Of course, you can set things up differently and construct a functor $\operatorname{LES} : \mathsf{SES} \to \mathsf{Ch}$ from the category of short exact sequences to the category of chain complexes, bundling everything together. But when people say that the long exact sequence construction is natural, they are implicitly thinking about all the $H_n$ separately.
This is in fact somewhat of a general construction. If you have two functors $F,G : \mathsf{C} \to \mathsf{D}$ and a natural transformation $\phi : F \to G$, then you can build up a new functor $\mathsf{C} \to \mathsf{Ar}(\mathsf{D})$ given by:
$$c \in \mathsf{C} \mapsto (F(c) \xrightarrow{\phi_c} G(c)) \in \mathsf{Ar}(\mathsf{D}),$$
and vice-versa (a functor $\mathsf{C} \to \mathsf{Ar}(\mathsf{D})$ is the same thing as two functors and a natural transformation).
It's hard to say which one is more "natural", but in general using this principle you can interpret any naturality result as a functoriality result, if you want – at the cost of using a more complicated target category.
If $F, G, H:C\rightarrow Ab$ are a functors to an Abelian category. Suppose that for every object $A$ there exists an exact sequence $F(A)\rightarrow G(A)\rightarrow H(A)$. This sequence is natural if and only if for every morphism $f:A\rightarrow B$,
$\matrix{ F(A)&\rightarrow &G(A)&\rightarrow& H(A)\cr
F(f)\downarrow &&G(f)\downarrow &&\downarrow H(f) \cr F(B)&\rightarrow &G(B)&\rightarrow& H(B)}$
is commutative.
Best Answer
Let $\mathcal {Chain}$ the the category of chain complexes of abelian groups. $\mathcal{Chain}$ is an abelian category.
Let $\mathcal{ShExact}$ be the category of short exact sequences of objects in $\mathcal{Chain}.$
There are forgetful functors $A,B,C:\mathcal{ShExact}\to \mathcal{Chain},$ sending $0\to a_*\to b_*\to c_*\to 0$ to $a_*, b_*,c_*,$ respectively.

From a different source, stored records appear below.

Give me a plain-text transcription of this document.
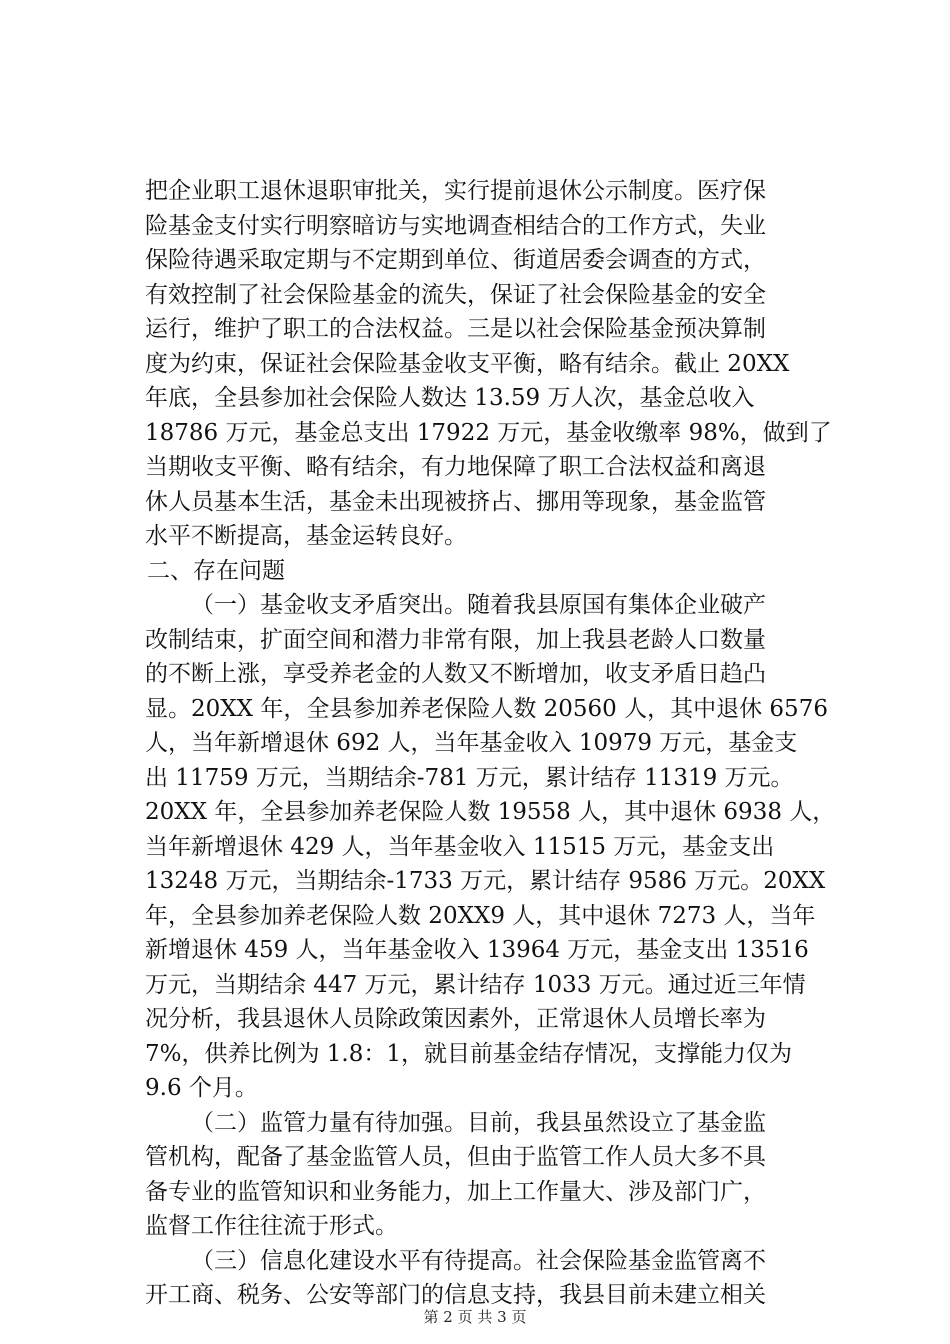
把企业职工退休退职审批关，实行提前退休公示制度。医疗保
险基金支付实行明察暗访与实地调查相结合的工作方式，失业
保险待遇采取定期与不定期到单位、街道居委会调查的方式，
有效控制了社会保险基金的流失，保证了社会保险基金的安全
运行，维护了职工的合法权益。三是以社会保险基金预决算制
度为约束，保证社会保险基金收支平衡，略有结余。截止 20XX
年底，全县参加社会保险人数达 13.59 万人次，基金总收入
18786 万元，基金总支出 17922 万元，基金收缴率 98%，做到了
当期收支平衡、略有结余，有力地保障了职工合法权益和离退
休人员基本生活，基金未出现被挤占、挪用等现象，基金监管
水平不断提高，基金运转良好。
二、存在问题
（一）基金收支矛盾突出。随着我县原国有集体企业破产
改制结束，扩面空间和潜力非常有限，加上我县老龄人口数量
的不断上涨，享受养老金的人数又不断增加，收支矛盾日趋凸
显。20XX 年，全县参加养老保险人数 20560 人，其中退休 6576
人，当年新增退休 692 人，当年基金收入 10979 万元，基金支
出 11759 万元，当期结余-781 万元，累计结存 11319 万元。
20XX 年，全县参加养老保险人数 19558 人，其中退休 6938 人，
当年新增退休 429 人，当年基金收入 11515 万元，基金支出
13248 万元，当期结余-1733 万元，累计结存 9586 万元。20XX
年，全县参加养老保险人数 20XX9 人，其中退休 7273 人，当年
新增退休 459 人，当年基金收入 13964 万元，基金支出 13516
万元，当期结余 447 万元，累计结存 1033 万元。通过近三年情
况分析，我县退休人员除政策因素外，正常退休人员增长率为
7%，供养比例为 1.8：1，就目前基金结存情况，支撑能力仅为
9.6 个月。
（二）监管力量有待加强。目前，我县虽然设立了基金监
管机构，配备了基金监管人员，但由于监管工作人员大多不具
备专业的监管知识和业务能力，加上工作量大、涉及部门广，
监督工作往往流于形式。
（三）信息化建设水平有待提高。社会保险基金监管离不
开工商、税务、公安等部门的信息支持，我县目前未建立相关
第 2 页 共 3 页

There are homology functors $H_i:\mathcal {Chain}\to \mathcal{Ab}.$
Then this is a natural function $\partial:H_{i}\circ C\to H_{i-1}\circ A$ for each $i.$
Of course, the rest of the long exact sequence is also natural. $H_i\circ A\to H_i\circ B$ and $H_i\circ B\to H_i\circ C.$ Those are more obviously existing and natural.
We can avoid the indexes by thinking of homology as a single functor $H$ going from $\mathcal {Chain}$ to $\mathcal C=\mathcal {Ab}^{\mathbb N}.$ Then you need to add a shift functor on $\mathcal C,$ with $S(A_0,A_1,\dots)=(0,A_0,A_1,\dots).$
Then you have natural functions:
$$\alpha: H\circ A\to H\circ B\\ \beta: H\circ B\to H\circ C\\ \partial: H\circ C\to S\circ H\circ A.$$
Again, only $\partial$ is surprising.